In these words of Edmund Burke lies the wisdom to see the sweetness when there should have been bitterness, to see self examination where there should have been blaming, to see love where there should have be hatred and to see lifting   where there could have been casting down.
My friend, most of our challenges come, not from those who respect and love us, but from our antagonists or perceived enemies. If the antidote to the behavior of this group is uncovered, the wellspring of joy in relationships will be opened.
Rapid growth in interpersonal relationships occur when you move from seeing things your own way, to viewing issues from the perspective of others; learning to understand people better; cross checking when necessary what you are told by them or about them; wisely correcting their mistakes and yours;
Forgiving them or asking to be forgiven and endeavoring to elevate them to a higher level.
My valued friend, growth in hierarchical relationships occurs when you learn to respect authority, even if the occupants of those positions are not intelligent as you. It occurs when you learn to respond appropriately to childish outbursts from your seniors or peers, and when you learn to give credit to your team members who are deserving of such, while encouraging those who are not.
None of these will happen if you have an inferiority complex. Believe that you are God’s special creation with a vital purpose, just as good as the wealthiest or the most powerful man on earth. Seek daily for wisdom to dig deep about your identity.
Dear esteemed friend, know how to respond appropriately in all relationship situations, realizing the vast individual idiosyncrasies of people and the effect on reactions to various stimuli, acknowledging the iceberg principle..Meaning what you see in people is far less that what you don’t see about them, necessitating the need to dig deeper always in issues about people before responding or given your own verdict.

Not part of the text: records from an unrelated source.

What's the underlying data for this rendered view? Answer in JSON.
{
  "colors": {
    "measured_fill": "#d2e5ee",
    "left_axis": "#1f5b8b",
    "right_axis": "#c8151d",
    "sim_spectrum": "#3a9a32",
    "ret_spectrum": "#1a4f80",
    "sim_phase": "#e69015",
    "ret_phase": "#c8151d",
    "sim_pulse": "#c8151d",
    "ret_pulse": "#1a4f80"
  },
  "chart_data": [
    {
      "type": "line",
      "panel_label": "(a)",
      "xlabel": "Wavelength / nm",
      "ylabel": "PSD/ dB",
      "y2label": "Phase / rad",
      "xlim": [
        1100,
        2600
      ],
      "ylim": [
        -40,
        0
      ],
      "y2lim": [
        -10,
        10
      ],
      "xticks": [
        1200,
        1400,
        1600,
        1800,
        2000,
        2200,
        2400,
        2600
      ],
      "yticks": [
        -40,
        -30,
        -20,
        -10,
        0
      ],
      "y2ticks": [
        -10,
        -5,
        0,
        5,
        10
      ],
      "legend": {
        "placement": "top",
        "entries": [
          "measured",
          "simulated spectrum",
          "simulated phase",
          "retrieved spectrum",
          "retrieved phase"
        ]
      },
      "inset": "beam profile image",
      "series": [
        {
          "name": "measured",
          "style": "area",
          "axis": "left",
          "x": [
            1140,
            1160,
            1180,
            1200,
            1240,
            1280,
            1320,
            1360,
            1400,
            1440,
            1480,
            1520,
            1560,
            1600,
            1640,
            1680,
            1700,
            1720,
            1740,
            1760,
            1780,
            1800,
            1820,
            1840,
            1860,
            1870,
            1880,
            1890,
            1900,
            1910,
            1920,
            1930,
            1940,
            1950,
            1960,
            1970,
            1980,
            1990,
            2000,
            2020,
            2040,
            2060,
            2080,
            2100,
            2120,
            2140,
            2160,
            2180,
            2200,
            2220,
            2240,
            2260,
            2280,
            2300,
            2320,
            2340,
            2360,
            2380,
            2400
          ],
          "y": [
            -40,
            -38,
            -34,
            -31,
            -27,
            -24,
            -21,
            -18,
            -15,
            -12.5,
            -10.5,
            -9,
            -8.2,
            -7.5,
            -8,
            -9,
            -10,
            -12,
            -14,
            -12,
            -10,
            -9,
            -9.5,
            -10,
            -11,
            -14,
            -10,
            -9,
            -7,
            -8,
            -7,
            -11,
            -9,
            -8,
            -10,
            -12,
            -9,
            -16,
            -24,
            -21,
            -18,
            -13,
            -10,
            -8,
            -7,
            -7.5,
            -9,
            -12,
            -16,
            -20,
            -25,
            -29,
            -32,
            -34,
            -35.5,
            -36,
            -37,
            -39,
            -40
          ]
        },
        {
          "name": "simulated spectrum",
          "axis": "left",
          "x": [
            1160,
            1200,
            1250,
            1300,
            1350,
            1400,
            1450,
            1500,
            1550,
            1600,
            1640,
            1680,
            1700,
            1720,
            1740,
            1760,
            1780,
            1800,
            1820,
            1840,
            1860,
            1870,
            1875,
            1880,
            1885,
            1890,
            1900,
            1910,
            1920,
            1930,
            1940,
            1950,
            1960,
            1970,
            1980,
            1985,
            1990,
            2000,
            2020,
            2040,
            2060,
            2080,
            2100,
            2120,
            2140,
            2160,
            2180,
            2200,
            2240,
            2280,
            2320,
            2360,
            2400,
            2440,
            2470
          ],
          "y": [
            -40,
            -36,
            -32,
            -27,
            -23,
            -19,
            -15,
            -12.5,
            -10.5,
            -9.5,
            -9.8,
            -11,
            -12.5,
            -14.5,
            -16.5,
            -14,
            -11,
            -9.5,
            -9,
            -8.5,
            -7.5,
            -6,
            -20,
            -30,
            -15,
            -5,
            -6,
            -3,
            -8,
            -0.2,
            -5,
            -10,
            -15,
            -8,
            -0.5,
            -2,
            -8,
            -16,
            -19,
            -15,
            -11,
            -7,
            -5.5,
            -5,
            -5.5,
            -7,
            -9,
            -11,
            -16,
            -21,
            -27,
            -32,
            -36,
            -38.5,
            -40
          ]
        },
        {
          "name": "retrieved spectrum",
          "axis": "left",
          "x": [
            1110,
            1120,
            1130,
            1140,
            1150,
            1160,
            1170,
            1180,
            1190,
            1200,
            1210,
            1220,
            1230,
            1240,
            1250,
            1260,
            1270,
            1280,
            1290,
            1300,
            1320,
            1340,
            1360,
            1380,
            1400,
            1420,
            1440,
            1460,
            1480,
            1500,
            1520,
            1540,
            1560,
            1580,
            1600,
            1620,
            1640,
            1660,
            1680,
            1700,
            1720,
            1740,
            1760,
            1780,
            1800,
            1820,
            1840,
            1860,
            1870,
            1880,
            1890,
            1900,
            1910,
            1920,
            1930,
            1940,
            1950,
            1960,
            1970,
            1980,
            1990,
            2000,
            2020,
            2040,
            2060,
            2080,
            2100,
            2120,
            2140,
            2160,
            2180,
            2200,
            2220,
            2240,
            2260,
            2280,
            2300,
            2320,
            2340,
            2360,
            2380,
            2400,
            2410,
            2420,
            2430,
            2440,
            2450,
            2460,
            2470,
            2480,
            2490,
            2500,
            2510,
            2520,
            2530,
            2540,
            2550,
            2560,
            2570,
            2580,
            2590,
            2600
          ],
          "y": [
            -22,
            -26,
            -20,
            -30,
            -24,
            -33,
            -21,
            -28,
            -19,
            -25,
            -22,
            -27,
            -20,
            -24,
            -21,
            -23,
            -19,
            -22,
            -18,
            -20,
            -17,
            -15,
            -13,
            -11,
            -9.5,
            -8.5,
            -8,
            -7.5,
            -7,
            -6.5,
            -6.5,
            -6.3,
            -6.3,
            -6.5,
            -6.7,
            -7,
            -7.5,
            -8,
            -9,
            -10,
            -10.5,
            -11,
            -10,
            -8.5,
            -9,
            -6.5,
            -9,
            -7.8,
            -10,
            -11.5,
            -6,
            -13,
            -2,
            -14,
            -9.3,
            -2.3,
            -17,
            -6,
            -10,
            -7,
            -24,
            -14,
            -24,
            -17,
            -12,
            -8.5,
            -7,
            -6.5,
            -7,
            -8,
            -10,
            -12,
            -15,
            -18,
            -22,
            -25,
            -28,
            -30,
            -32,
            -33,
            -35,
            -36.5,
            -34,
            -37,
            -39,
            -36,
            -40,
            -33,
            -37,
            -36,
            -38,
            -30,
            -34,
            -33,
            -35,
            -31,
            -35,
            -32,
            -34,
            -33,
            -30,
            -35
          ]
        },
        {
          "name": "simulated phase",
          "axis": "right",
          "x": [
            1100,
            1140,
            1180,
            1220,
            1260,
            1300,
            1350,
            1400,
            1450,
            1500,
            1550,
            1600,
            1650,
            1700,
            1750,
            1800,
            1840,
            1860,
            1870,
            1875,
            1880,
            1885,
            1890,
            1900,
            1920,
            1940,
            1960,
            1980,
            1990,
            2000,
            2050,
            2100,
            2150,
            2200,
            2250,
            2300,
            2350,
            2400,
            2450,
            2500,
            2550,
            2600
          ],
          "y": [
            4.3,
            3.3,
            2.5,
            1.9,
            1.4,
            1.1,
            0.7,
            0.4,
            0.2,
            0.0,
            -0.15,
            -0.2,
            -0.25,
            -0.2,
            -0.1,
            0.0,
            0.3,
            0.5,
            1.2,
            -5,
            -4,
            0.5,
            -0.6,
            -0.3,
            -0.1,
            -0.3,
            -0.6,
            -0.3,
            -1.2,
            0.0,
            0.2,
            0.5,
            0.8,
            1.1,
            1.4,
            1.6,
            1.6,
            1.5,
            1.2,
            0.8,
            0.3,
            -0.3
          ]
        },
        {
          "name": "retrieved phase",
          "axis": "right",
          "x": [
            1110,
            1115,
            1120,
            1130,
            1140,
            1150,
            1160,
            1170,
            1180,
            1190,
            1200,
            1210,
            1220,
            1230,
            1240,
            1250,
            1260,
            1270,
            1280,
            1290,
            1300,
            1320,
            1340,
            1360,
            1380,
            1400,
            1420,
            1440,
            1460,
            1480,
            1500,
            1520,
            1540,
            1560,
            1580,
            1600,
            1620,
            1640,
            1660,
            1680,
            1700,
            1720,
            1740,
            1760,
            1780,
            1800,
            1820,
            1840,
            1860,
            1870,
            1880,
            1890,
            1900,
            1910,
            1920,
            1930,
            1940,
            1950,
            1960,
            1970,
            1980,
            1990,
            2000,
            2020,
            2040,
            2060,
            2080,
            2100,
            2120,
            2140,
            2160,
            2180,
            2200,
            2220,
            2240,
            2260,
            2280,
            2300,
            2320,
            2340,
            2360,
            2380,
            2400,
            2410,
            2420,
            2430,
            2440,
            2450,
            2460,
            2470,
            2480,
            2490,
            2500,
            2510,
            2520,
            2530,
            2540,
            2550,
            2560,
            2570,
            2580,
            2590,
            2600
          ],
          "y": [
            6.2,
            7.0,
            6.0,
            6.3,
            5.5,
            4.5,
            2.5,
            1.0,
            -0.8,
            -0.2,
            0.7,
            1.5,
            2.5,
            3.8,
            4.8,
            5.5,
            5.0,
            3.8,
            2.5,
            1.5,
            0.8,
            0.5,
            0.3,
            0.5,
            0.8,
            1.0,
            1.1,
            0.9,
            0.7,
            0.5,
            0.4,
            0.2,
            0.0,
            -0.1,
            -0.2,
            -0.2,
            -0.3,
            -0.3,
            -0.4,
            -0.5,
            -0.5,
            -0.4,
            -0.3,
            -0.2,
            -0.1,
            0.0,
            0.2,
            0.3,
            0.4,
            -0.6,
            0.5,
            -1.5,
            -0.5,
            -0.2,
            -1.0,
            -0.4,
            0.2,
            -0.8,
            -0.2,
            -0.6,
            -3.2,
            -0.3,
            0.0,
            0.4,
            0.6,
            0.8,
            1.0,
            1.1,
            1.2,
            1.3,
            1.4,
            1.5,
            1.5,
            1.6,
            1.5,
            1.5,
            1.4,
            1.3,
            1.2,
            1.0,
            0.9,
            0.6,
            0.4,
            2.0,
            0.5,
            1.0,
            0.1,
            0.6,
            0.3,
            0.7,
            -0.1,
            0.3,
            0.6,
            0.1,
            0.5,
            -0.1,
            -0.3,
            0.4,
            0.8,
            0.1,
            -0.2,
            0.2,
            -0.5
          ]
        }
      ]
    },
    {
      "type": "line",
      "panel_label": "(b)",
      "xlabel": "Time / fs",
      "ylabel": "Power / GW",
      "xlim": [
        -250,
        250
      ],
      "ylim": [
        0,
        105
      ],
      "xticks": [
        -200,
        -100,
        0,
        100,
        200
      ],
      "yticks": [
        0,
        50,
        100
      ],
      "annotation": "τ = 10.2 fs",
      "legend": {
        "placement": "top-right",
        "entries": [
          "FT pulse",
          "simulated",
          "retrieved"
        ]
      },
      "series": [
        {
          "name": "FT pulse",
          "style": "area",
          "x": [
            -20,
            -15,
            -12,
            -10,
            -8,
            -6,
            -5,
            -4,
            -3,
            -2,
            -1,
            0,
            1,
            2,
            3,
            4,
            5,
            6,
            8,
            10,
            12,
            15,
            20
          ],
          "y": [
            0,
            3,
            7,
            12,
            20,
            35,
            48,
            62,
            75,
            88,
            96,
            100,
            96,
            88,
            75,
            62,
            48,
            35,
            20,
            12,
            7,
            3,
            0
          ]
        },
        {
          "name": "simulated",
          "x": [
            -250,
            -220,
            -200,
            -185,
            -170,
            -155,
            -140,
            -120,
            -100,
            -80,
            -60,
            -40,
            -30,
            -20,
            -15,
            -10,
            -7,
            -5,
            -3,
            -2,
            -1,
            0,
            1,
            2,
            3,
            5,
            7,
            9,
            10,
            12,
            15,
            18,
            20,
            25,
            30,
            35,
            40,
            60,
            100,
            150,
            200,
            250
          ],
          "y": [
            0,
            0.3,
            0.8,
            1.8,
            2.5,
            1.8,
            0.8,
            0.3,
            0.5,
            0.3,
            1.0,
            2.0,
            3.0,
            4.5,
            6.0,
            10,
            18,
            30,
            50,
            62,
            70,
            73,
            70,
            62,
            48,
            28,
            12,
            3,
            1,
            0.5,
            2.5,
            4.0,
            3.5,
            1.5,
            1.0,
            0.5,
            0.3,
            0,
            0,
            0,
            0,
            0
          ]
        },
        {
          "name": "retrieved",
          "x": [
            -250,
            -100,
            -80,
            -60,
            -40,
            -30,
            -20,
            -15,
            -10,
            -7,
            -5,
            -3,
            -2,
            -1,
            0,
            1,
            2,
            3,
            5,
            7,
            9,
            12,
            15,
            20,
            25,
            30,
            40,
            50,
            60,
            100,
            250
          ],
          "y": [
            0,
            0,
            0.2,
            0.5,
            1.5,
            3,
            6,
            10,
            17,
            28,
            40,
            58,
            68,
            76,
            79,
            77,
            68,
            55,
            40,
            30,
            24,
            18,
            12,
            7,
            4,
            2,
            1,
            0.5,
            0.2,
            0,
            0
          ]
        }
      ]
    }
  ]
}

MY LEARNED TEACHER TOLD ME THAT:

1.   Your relationship language is the product of your life experiences which affects what you desire and your interpretation of what people do or say.
2.   Suffice to say that in all our dealings with people, we should not focus only on what we think we are offering, but observe also what the person thinks we are offering and what he wants us to offer.
3.   Understanding the language of other people, will also yield significant results if applied to customer service and team leadership activities.
4.   In corporate interpersonal relationships, the differences in our individual disposition can be harnessed, to bring out diversified but enriched perspectives from which the organization can benefit.
5.   A universal language for getting on with people is appreciation, meaning that everyone has a need for appreciation.
6.   Every family should have periodic planning sessions. A time to discuss the expectations of each member, and the principles that will govern interactions, to achieve a stated family vision.
7.   Teams in corporate organizations, families, and religious settings, social and educational institutions will do better if they complete one another than compete with each other.
8.   My friend, learn to rejoice with those who are winning, even if you are not on top. Empathize with those who are losing regardless of whether you are winning or not. You don’t need people to go down, for you to go up.